He had me there. Tom was brighter than he looked, despite the beanie.

“The Turk’s taking the tree down,” I said, choking up. “It’s just too much for me. It’s all just too much.”

“Please, can you come down here?” Tom said. “Please?”

“Why?” I said. “What do you care?”

“Hannah, I care about you. I’d like to comfort you.”

“No,” I said, “I’m fine.” My chest heaved. “I’m really fine. Just go away.”

“Hannah,” he said, “I’ve missed you.”

“The Happy Widower missed me?” I said. “Between assignations? When would you have time?”

“Hannah … come on,” Tom said. “I have a right to date.”

“I know, I know,” I said. “I just thought … I don’t know what I thought. What does it matter?”

“Will you please come down?”

“No,” I said. “I have my convictions … plus, I’m afraid to come down.”

Tom stepped over, stood beneath me, and held his hands out for me to jump.

I untied the rope and leapt into his arms. He fell back onto the ground. I thought I heard his spine crack.
I leap into a man’s arms and paralyze him for life
.

“Oh God, are you okay?” I asked, as I heard him groan beneath me. “I can’t believe I did that.”

Tom opened his eyes, pulled my face toward his, and kissed me. My head started spinning as his tongue pushed its way into my mouth. All over my body, switches turned on; the entire rusty machine was whirring to life. Even with him wearing Lycra bike shorts, I was a goner. But then, so was he.

Wow
. So. Grief Sex. How to describe? You know, different types of sex match different emotional states.

There’s Make-up Sex. Or Sad Sex. There’s Sex just to get it over with Sex. There’s Guilt Sex. Anger Sex. Happy Sex. Embarrassed Sex. Anxiety Sex. Bliss Sex. There’s I’d Rather Be Doing Anyone Else, but You’re Here Sex.

Those are all Grief Sex’s bitches. Yep, that’s right. Those sexes couldn’t hold Grief Sex’s jockey strap.

Grief Sex with Tom may have been the best sex I’ve ever had. And no, haters, it wasn’t because I hadn’t had sex in forever. Okay, maybe it was. I’m not going to get into details. But when we emerged, our legs and arms wrapped around each other, we were laughing and crying.

“That’s not normal,” I said.

Tom shook his head. “I know,” he said.

“It’s my first time,” I said.

“Really?”

“Well, I mean, not my first, first time. I am a mother.”

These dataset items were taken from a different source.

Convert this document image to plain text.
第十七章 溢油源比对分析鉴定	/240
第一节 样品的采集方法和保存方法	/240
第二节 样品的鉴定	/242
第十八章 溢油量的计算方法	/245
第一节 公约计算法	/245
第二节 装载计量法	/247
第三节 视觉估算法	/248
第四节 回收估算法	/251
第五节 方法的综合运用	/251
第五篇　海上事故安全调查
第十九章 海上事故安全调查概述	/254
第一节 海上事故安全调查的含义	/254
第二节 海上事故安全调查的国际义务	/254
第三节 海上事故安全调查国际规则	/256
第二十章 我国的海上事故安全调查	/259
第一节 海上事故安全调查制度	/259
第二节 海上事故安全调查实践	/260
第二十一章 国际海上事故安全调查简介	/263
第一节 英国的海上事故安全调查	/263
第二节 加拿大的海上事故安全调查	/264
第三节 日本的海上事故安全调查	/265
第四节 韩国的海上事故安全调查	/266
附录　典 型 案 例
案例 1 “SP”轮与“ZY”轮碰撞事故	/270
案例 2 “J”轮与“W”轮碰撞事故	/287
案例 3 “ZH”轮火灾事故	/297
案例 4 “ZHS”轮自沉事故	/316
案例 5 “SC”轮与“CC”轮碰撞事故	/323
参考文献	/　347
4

He pulled me closer, and held me tight in his arms, as I cried. I cried because I had sex, I cried because I missed sex. I cried because I was grateful and because I was guilty. I cried because I was happy (which made me feel shitty). I cried because I was lonely, and maybe, just maybe, I wouldn’t be lonely anymore.

That’s a lot of crying, let’s face it.

After Tom left for work, I stared at myself long and hard in my bathroom mirror. I had to see if this experience, making love for the first time since John’s death, had changed me. Was I in love? I don’t think so. But I was definitely, solidly, in interest. The truth was, my heart had been so damaged, so traumatized by John’s death, that maybe from here on in, love would feel different, unrecognizable in its new, subdued form.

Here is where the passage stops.